Belgium among top innovation leaders in EU
Flanders is an EU front-runner when it comes to investing in innovation. Credit: Belga

Belgium has ranked among the top best-performing countries in the European Union when it comes to innovation, according to research from the European Commission published on Monday.

Belgium’s performance has steadily increased over time, according to the European Innovation Scoreboard, as its innovation performance increased by 20.7% in 2021 compared to 2014, and by over 9% since last year, ranking it alongside Denmark, Finland, and Sweden.

"The recent increase in Belgium's innovation performance between 2020 and 2021 is due to strong performance increases in several indicators using innovation survey data, but also in Digital skills, Venture capital, and Resource productivity," the report published on Monday stated. 

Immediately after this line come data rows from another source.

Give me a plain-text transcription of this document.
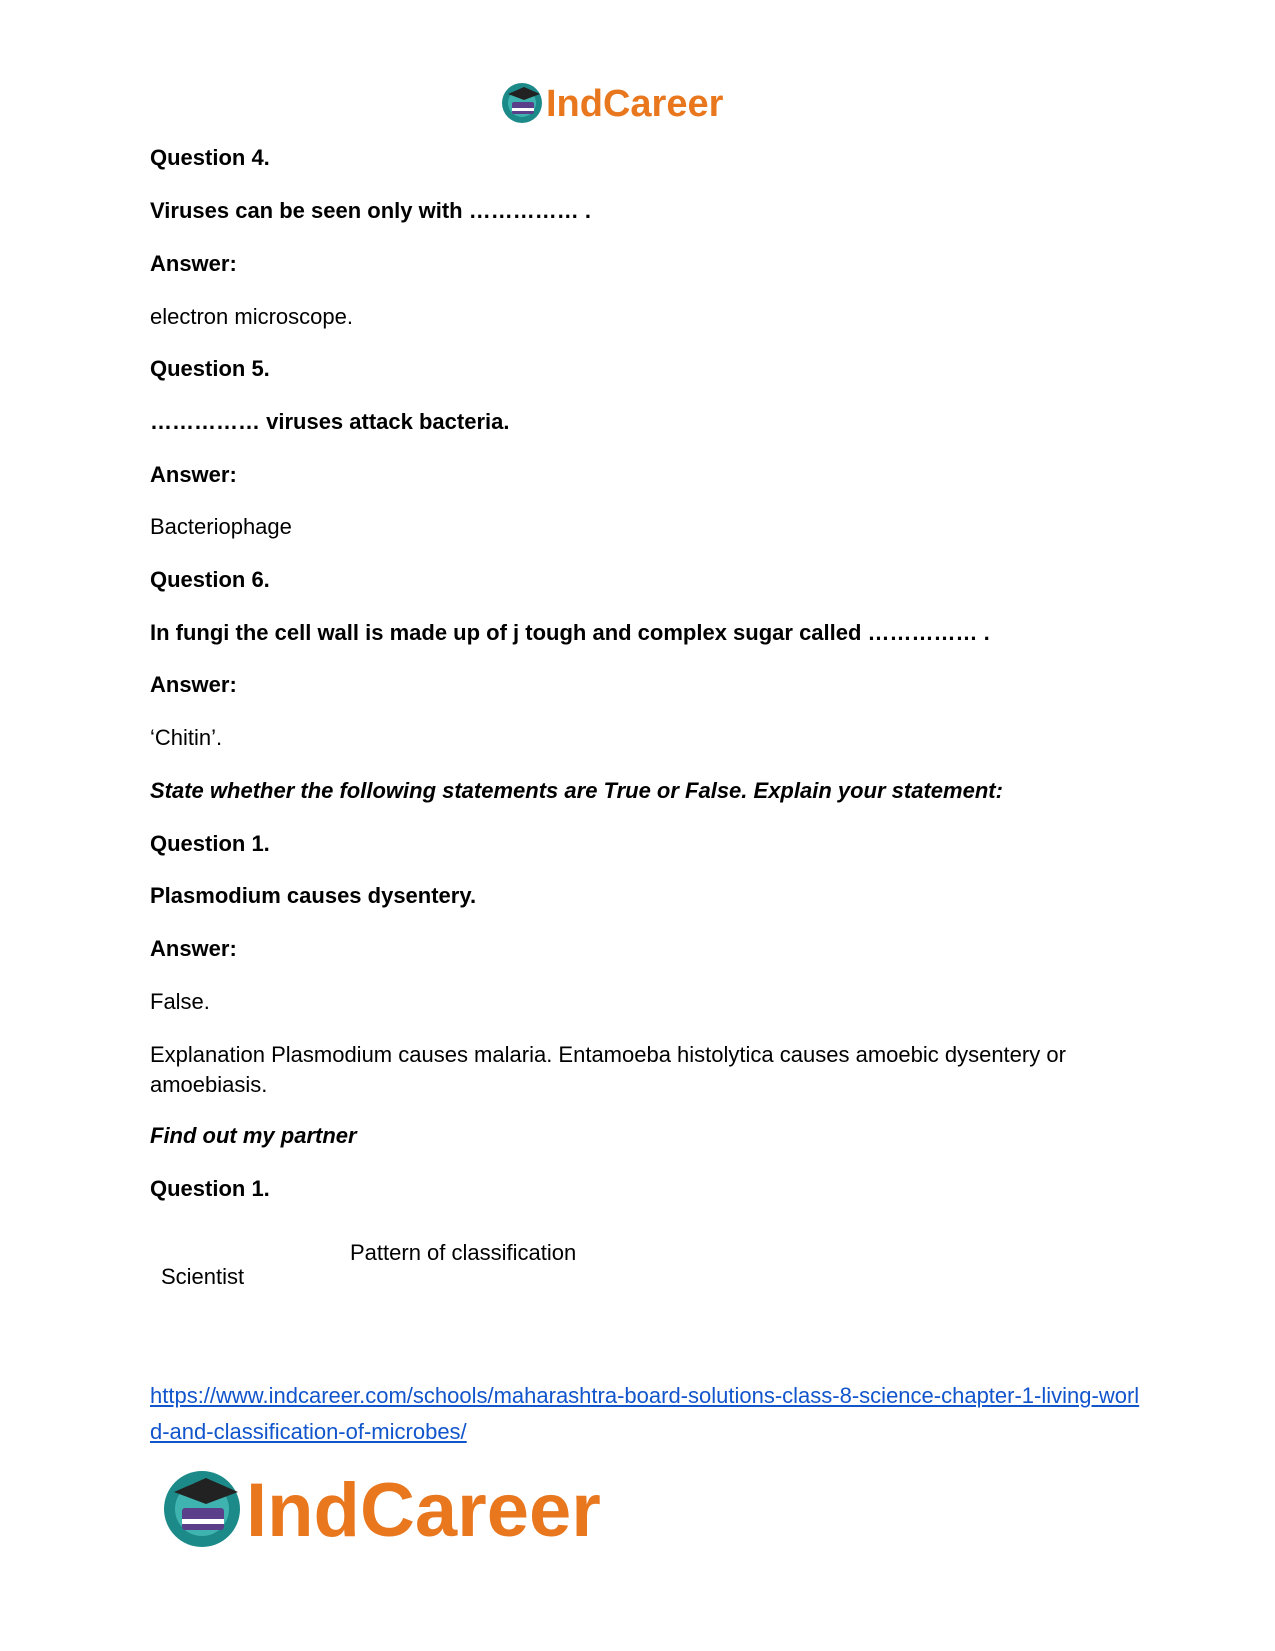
IndCareer
Question 4.
Viruses can be seen only with …………… .
Answer:
electron microscope.
Question 5.
…………… viruses attack bacteria.
Answer:
Bacteriophage
Question 6.
In fungi the cell wall is made up of j tough and complex sugar called …………… .
Answer:
‘Chitin’.
State whether the following statements are True or False. Explain your statement:
Question 1.
Plasmodium causes dysentery.
Answer:
False.
Explanation Plasmodium causes malaria. Entamoeba histolytica causes amoebic dysentery or amoebiasis.
Find out my partner
Question 1.
Pattern of classification
Scientist
https://www.indcareer.com/schools/maharashtra-board-solutions-class-8-science-chapter-1-living-world-and-classification-of-microbes/
IndCareer
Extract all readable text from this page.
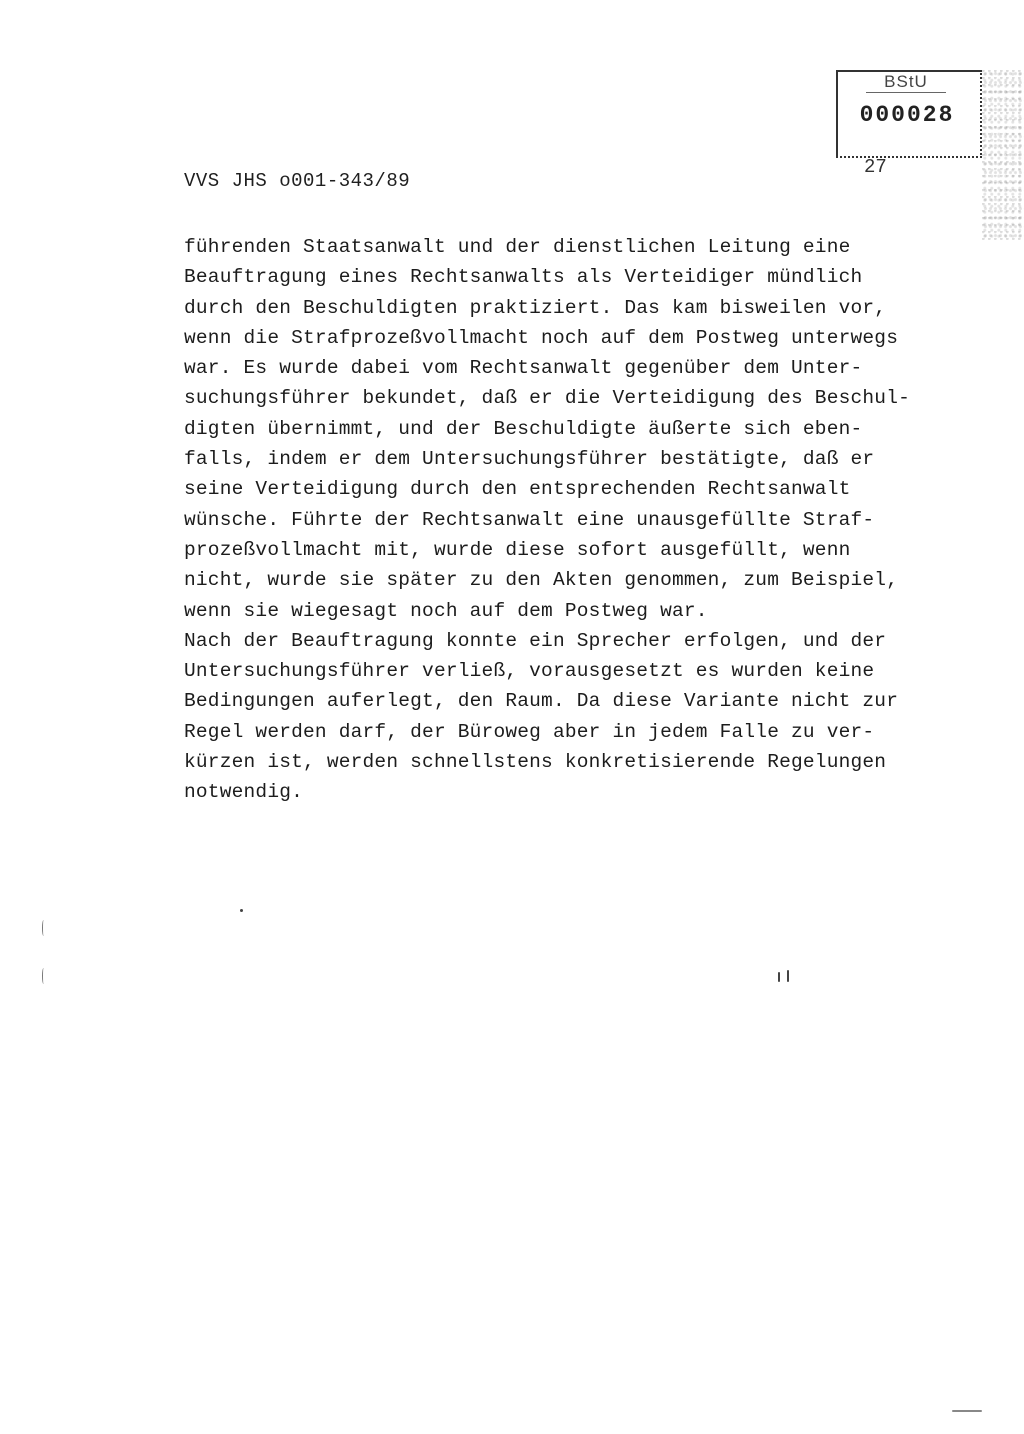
BStU
000028
27
VVS JHS o001-343/89
führenden Staatsanwalt und der dienstlichen Leitung eine
Beauftragung eines Rechtsanwalts als Verteidiger mündlich
durch den Beschuldigten praktiziert. Das kam bisweilen vor,
wenn die Strafprozeßvollmacht noch auf dem Postweg unterwegs
war. Es wurde dabei vom Rechtsanwalt gegenüber dem Unter-
suchungsführer bekundet, daß er die Verteidigung des Beschul-
digten übernimmt, und der Beschuldigte äußerte sich eben-
falls, indem er dem Untersuchungsführer bestätigte, daß er
seine Verteidigung durch den entsprechenden Rechtsanwalt
wünsche. Führte der Rechtsanwalt eine unausgefüllte Straf-
prozeßvollmacht mit, wurde diese sofort ausgefüllt, wenn
nicht, wurde sie später zu den Akten genommen, zum Beispiel,
wenn sie wiegesagt noch auf dem Postweg war.
Nach der Beauftragung konnte ein Sprecher erfolgen, und der
Untersuchungsführer verließ, vorausgesetzt es wurden keine
Bedingungen auferlegt, den Raum. Da diese Variante nicht zur
Regel werden darf, der Büroweg aber in jedem Falle zu ver-
kürzen ist, werden schnellstens konkretisierende Regelungen
notwendig.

Its top three indicators include Foreign doctorate students, Innovative SMEs collaborating with others, and Enterprises providing ICT training, whilst it showed above-average scores on the Climate change-related indicators.

Belgium's score, based on some 30 factors in four categories including framework conditions (human resources, attractiveness of research systems, digitalisation), investments, innovation activities and impacts (sustainability, exports, employment), was "well above the EU average" of 12.5%.

The European innovation scoreboard compares the innovation performance in EU countries, other European countries, and regional neighbours, and assesses the relative strengths and weaknesses of national innovation systems to help countries identify areas they need to address.

The study found that lower-performing countries are growing faster than higher-performing ones, "therefore closing the innovation gap among them."

"The COVID-19 pandemic has created unprecedented challenges and magnified others such as climate change and growing inequalities," Thierry Breton, European Commissioner for Internal Market, said in a statement.

"Innovation and research are essential to curb the health crisis and its socio-economic consequences. Innovation and research are at the core of the EU policy agenda for a sustainable, digital and resilient recovery."

To support its lead in innovation, the European Commission created the Horizon Europe funding program, one of the world's largest research and innovation programs, with a budget of over €95.5 billion for 2021-2027.

It aims to provide support to facilitate collaboration and strengthen the impact of research and innovation in developing, supporting and implementing EU policies.